LEGENDS OF GALLERY PLAYERS
The Harold M. Eisenstein Theater was alive with music and memories the evening of Thursday, April 7 at the Jewish Community Center. Over 200 people attended Legends of Gallery Players to celebrate the six honorees who gave so much of their time and talents to Gallery Players productions over the past 67 years.
The evening began with a cocktail and caviar preview party. After, there was a theatrical production which featured the accomplishments of each honoree. The story of Gallery Players was told through pictures, narration, quotes from the honorees, and, of course, musical theatre. The casts of Guys & Dolls, Fiddler on the Roof and Damn Yankees performed a selection of songs from each show.
“The Inaugural Legends program [on] April 7 was outstanding,” says Linda Schottenstein who attended the event. “It truly was a perfect blend… It was informative, poignant, humorous, loving, entertaining, delightful, historical and more. It was such a fitting tribute to Gallery Players and the great people who were honored and every person who has ever been involved.”

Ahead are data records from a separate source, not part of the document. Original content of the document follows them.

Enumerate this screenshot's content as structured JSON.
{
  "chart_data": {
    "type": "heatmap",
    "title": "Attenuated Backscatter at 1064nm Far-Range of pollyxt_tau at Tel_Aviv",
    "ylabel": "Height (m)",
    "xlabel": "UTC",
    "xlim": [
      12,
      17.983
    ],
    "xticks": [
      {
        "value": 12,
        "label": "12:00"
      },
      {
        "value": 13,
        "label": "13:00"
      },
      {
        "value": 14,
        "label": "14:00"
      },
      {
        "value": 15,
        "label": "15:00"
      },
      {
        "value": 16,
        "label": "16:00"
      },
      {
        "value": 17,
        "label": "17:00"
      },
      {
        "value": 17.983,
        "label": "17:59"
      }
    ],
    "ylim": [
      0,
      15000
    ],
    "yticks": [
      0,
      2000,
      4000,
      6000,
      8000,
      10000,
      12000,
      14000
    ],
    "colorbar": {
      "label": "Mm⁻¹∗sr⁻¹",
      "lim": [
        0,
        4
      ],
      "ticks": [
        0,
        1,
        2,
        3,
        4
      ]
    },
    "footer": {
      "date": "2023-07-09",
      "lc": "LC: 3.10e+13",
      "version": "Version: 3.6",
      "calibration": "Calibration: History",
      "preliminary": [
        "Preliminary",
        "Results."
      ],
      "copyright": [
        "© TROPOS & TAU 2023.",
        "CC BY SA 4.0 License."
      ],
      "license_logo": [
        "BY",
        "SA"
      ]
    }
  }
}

Irene Braverman and Marvin Bonowitz both attended as the only surviving honorees. “It was a wonderful tribute to all the Legends,” says Anne Bonowitz, wife of Marvin Bonowitz. “Marv loved it and our son took many pictures which we can show him so he can relive the moment.” The families of Harold Eisenstein, Florence Zacks Melton, Bea Roth, and Lil Strouss also attended and accepted on behalf of their loved ones. The evening was particularly meaningful for those who knew the honorees, but even those who did not were touched by the performance.
Gallery Players began in 1948 when Florence Zacks Melton the Hadassah group she chaired formed a theater group in which Jews could comfortably take part. At the time, the local theaters would often deny Jewish and African-American actors the opportunity to audition or even attend productions. Shortly after Gallery Players moved to the College Avenue JCC in 1950, the group implemented an inclusive casting policy that did not discriminate based on race, religion or gender, making it the first of its kind in Central Ohio.
The Legends of Gallery Players honorees worked tirelessly for many years to make Gallery Players productions not only entertaining and high-quality, but thought-provoking and focused on Jewish culture as well. Gallery Players would not be what it is today without their contributions.
“[Everyone involved in Legends of Gallery Players] should take great pride in creating a program that will inspire and pay homage to those who love theater and Jewish culture,” says JCC President Benjamin Zacks. “The excellence we all strive to achieve was in full bloom that night.”